I enjoy playing my guitar, working with wood, sitting with the cat, staring into the hedgerow behind our house, talking with Susan and anyone else who wants to join in about philosophy / psychology / literature / religion / movies / the current TV series we are binging / etc. It isn’t a real hedgerow like you might see in England—though wouldn’t that be cool. It’s just the start of a climax forest along a little creek that drains our neighborhood. I call it a hedgerow because I don’t know what else to call it other than a bunch of invasive honeysuckle, some cottonwood and tulip trees, the occasional redbud, and groves of gray dogwoods.
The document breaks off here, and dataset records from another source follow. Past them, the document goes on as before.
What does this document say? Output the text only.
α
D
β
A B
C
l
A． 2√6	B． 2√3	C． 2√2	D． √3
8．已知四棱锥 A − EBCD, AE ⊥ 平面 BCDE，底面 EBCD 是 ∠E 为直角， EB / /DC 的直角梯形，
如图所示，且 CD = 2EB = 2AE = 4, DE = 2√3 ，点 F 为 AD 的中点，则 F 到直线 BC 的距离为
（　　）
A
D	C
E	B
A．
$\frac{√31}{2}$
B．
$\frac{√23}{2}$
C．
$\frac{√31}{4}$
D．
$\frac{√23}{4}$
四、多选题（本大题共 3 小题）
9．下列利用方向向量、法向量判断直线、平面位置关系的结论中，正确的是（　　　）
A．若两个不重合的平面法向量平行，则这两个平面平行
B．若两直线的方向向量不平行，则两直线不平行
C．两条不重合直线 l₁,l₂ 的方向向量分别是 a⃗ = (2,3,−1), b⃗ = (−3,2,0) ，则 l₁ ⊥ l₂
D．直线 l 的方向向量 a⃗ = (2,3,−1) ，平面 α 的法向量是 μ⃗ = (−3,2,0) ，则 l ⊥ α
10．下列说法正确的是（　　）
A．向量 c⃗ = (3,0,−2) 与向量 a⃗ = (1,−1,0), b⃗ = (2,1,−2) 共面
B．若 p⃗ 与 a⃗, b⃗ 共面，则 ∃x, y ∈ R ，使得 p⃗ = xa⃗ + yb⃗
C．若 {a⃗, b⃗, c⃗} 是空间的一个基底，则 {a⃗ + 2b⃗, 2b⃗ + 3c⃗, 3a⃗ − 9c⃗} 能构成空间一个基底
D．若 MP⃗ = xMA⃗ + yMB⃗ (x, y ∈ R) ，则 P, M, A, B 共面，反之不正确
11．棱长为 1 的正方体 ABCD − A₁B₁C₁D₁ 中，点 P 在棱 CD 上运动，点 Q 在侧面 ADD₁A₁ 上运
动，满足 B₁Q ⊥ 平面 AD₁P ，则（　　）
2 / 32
It does include a moving body of water sometimes, (see below).
I have washed cars in the dead of winter, pumped gas and changed tires—back when gas stations had workers who did such things—worked in cut-rose greenhouses, washed windows in the dead of winter (happiness is a warm bucket of water), designed and planted landscapes for a nursery, coordinated food at a Quaker boarding school, taught English, and edited textbooks.
If I had my druthers, we would live somewhere a short walk from a spot overlooking a body of moving water so I could watch a snag in the water grow into a sandbar, then a small island with trees overhanging the water. In other words, in Burlington, Iowa, where I fell in love with the Mississippi River—not the idea, but the real thing.